Wednesday, August 03, 2011

Halting the Mind

"When facing a single tree, if you look at a single one of its red leaves, you will not see all the others. When the eye is not set on any one leaf, and you face the tree with nothing in mind at all, any number of leaves are visible to the eye without limit. But if a single leave holds the eye, it will be as if the remaining leaves were not there."

"Glancing at something and not stopping the mind is called immovable. This is because when the mind stops at something, as the breast is filled with various judgements, there are various movements within it. When its movements cease, the stopping mind moves, but does not move at all.
If ten men, each with a sword, come at you with swords slashing, if you parry each sword without stopping the mind at each action, and go from one to the next, you will not be lacking in a proper action for every one of the ten.
Although the mind acts ten times against ten men, if it does not halt at even one of them and you react to one after another, will proper action be lacking?
But if the mind stops before one of these men, though you parry his striking sword, when the next man comes, the right action will have slipped away."
- Takuan Soho, The Mysterious Record of Immovable Wisdom

As I was practicing Iaido the early morning heat, I had an ephiphany.
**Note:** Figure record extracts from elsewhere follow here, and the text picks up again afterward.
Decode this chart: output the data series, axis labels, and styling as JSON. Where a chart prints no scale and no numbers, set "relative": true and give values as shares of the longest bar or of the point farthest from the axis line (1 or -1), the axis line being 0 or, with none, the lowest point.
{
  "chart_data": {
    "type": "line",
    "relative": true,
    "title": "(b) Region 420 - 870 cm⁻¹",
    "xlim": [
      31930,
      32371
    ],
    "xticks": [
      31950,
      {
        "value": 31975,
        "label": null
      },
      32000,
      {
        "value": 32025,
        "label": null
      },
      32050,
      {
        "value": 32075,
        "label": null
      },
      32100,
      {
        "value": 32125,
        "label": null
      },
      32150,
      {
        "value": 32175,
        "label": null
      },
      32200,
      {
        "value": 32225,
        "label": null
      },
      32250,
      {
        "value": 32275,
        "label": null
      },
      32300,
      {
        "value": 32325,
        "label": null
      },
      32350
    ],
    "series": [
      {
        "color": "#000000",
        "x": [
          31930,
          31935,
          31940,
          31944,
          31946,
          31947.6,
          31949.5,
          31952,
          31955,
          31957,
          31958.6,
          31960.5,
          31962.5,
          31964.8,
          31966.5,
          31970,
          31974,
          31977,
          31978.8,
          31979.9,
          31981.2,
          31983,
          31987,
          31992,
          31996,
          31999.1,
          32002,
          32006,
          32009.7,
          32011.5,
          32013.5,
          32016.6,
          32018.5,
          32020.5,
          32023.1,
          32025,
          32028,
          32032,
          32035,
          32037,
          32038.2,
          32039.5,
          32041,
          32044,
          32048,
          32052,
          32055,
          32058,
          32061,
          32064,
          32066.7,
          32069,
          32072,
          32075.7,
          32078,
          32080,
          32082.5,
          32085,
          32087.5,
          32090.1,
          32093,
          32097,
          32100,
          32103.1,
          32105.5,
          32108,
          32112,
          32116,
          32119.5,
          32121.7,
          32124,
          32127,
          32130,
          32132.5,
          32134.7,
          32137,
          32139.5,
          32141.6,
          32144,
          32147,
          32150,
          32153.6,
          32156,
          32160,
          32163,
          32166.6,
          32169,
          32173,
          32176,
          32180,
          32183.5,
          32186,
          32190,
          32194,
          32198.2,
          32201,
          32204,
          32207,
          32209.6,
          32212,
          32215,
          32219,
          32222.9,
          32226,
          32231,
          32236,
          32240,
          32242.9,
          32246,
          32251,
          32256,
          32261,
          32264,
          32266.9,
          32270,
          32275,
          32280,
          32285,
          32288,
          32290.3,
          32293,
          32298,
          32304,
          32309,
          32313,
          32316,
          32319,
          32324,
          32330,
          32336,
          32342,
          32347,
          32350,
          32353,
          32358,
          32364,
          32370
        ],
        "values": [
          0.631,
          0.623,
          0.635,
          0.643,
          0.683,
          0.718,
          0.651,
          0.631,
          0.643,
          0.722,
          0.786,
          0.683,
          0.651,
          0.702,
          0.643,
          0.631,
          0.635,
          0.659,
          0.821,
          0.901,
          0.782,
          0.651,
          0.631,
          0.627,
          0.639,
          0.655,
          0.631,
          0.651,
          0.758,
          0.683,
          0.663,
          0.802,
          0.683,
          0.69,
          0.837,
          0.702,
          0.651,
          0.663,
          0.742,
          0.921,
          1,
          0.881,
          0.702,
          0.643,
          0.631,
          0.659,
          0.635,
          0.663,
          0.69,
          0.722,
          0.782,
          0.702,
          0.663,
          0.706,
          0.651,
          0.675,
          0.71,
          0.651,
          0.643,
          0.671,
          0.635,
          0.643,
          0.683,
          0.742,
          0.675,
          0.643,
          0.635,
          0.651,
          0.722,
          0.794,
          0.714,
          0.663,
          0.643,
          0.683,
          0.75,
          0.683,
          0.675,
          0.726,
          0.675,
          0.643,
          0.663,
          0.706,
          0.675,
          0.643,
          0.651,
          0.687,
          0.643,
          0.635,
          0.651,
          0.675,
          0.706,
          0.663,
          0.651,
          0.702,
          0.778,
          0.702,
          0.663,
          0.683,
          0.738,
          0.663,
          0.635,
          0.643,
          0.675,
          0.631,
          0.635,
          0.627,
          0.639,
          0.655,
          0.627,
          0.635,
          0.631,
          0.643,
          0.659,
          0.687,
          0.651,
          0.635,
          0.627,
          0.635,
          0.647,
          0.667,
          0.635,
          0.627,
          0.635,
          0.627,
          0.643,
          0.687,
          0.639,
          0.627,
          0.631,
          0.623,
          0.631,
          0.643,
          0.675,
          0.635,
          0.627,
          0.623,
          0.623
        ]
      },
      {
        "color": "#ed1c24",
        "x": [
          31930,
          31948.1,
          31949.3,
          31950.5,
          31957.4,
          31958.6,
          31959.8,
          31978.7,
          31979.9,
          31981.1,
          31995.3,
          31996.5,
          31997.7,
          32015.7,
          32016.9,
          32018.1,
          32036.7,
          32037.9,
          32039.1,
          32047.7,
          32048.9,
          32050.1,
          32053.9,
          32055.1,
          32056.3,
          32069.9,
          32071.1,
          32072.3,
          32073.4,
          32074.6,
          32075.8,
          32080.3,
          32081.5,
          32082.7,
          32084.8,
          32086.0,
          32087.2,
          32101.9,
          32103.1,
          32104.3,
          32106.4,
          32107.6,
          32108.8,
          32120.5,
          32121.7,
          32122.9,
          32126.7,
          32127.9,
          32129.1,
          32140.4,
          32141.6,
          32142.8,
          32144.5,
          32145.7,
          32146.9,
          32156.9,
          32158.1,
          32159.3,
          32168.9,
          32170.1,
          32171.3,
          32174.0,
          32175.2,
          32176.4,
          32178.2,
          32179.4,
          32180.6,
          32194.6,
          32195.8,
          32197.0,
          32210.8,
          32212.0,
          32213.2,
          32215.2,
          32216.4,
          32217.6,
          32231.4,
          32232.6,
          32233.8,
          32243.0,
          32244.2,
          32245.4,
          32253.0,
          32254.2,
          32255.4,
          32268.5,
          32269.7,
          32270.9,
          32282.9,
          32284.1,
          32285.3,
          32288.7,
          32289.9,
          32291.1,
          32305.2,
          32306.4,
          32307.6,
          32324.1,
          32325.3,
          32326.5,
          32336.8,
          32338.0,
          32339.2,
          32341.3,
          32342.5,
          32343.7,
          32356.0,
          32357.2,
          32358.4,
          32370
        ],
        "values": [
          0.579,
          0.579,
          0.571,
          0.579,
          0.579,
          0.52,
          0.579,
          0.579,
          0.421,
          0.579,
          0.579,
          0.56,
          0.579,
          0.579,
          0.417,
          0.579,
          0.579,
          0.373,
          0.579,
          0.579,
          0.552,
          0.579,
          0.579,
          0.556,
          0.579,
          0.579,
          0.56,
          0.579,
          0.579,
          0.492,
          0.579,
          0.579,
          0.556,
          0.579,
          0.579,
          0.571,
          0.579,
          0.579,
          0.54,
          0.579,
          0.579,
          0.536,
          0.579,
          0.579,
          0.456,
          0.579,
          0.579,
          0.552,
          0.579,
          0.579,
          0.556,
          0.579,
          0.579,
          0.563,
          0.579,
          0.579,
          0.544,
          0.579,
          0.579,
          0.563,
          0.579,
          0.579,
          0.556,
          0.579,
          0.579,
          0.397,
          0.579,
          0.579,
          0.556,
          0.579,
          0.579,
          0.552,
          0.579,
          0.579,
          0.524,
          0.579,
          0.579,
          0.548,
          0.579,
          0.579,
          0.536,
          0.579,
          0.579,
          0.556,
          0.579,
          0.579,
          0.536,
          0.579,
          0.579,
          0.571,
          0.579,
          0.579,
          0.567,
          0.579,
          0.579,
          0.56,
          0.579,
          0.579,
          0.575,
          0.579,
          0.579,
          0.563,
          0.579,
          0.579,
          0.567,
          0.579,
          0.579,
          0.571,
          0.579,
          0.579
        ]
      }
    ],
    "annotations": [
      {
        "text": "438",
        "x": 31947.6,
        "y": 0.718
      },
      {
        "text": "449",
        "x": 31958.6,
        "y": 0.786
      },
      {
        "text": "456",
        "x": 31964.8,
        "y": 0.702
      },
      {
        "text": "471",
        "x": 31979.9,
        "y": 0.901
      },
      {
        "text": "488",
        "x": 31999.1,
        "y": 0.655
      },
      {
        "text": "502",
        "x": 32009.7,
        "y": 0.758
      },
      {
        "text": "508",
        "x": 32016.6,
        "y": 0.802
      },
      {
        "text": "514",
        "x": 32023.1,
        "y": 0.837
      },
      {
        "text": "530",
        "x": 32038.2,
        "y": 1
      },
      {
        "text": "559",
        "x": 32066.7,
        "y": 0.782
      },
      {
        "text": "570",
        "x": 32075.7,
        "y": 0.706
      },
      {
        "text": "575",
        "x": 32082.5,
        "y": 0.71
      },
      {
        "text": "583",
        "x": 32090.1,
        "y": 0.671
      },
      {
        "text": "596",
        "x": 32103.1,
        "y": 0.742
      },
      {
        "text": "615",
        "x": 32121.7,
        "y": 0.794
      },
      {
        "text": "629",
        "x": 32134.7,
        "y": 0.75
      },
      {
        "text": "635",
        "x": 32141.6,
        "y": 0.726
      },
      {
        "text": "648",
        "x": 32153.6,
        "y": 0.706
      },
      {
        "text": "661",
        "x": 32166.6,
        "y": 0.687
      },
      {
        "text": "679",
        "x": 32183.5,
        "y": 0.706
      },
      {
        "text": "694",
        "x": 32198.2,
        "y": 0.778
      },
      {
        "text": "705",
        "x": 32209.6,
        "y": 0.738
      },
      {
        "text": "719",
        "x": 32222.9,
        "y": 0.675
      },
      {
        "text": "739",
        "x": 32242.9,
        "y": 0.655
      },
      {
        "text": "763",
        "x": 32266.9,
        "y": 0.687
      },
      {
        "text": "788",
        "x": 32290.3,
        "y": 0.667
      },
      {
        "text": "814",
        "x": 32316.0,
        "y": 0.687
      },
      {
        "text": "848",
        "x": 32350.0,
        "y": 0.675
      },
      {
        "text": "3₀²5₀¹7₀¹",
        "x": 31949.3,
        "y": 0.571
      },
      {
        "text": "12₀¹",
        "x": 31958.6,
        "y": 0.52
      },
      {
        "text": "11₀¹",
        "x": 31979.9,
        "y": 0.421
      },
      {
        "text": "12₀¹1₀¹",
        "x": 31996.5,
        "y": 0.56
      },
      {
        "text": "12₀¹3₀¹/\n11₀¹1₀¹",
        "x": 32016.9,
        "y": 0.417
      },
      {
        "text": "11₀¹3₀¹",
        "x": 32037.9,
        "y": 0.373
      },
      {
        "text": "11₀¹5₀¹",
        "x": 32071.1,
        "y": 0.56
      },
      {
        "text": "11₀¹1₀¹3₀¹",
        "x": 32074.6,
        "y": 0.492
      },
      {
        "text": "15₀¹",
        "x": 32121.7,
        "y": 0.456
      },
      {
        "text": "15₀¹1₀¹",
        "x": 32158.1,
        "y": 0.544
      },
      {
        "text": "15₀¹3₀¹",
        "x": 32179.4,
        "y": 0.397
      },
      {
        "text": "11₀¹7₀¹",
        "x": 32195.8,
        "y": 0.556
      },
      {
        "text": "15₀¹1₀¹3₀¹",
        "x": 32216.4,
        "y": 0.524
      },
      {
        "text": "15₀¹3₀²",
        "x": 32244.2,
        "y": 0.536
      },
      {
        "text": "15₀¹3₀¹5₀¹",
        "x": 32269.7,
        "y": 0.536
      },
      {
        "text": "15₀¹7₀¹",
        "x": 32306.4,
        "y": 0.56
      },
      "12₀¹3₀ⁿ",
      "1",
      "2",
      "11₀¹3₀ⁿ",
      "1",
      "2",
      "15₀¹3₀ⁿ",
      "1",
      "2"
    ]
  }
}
I have often lamented that I am someone who is slow of learning and slow of action, who lacks the grace of any good athlete or artists. To watch me do Iaido is probably more painful than my sensei or fellow students admit.

But as I was moving this morning, illumination occurred.
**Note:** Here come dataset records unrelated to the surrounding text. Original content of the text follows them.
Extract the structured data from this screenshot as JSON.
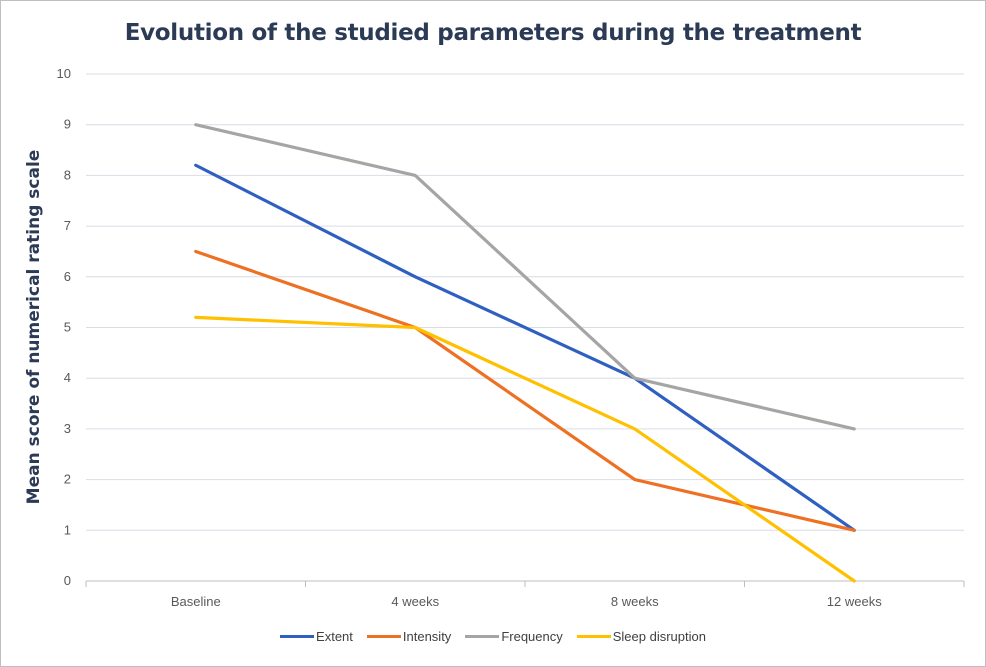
{
  "chart_data": {
    "type": "line",
    "title": "Evolution of the studied parameters during the treatment",
    "xlabel": "",
    "ylabel": "Mean score of numerical rating scale",
    "categories": [
      "Baseline",
      "4 weeks",
      "8 weeks",
      "12 weeks"
    ],
    "ylim": [
      0,
      10
    ],
    "yticks": [
      "0",
      "1",
      "2",
      "3",
      "4",
      "5",
      "6",
      "7",
      "8",
      "9",
      "10"
    ],
    "grid": true,
    "legend_position": "bottom",
    "series": [
      {
        "name": "Extent",
        "color": "#2e5fc1",
        "values": [
          8.2,
          6,
          4,
          1
        ]
      },
      {
        "name": "Intensity",
        "color": "#ed7023",
        "values": [
          6.5,
          5,
          2,
          1
        ]
      },
      {
        "name": "Frequency",
        "color": "#a5a5a5",
        "values": [
          9,
          8,
          4,
          3
        ]
      },
      {
        "name": "Sleep disruption",
        "color": "#ffc000",
        "values": [
          5.2,
          5,
          3,
          0
        ]
      }
    ]
  }
}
My concern in doing Iaido is that I am too mechanical, too slow. I get through one series of movements but I stop each step: foot here, arm here sword here.

But this morning, as I was practicing my unsheathing (nukitsuke), I suddenly realized what Soho was talking about.

My mind stops at each part: right step, left step, grab the tsuba, pull back on the saya in saibiki, draw and grab the saya with my left hand. As a result my movements are slow and disjointed.

But if I didn't stop at each movement, if I just moved through - to use Soho's words, my mind not halting at any one but moving through, things become flowing - not any faster to start out with, but flowing.

But as I practice this new concept, this moving without halting the mind, I suddenly realized that the same is true of life itself.

Too often as I try to do something I try to do it too mechanically, focusing on each step in turn instead of seeing the whole. Instead of moving through like a dance I let my mind halt on things - sometimes things which are relevant, but just as often things that are not relevant: anger, resentment, unfairness, injustice. These too are things which halt the eye and mind and distract from moving and doing.

Don't be mistaken: to not halt the mind is not to think and reason. It is not to practice good judgement or to do excellent work. What it means is to see the whole for what it is and complete each part while not being consumed by each section of it.

And so I will move through the kata and through the day itself, seeing each individual leaf but not sacrificing the sight of the whole tree.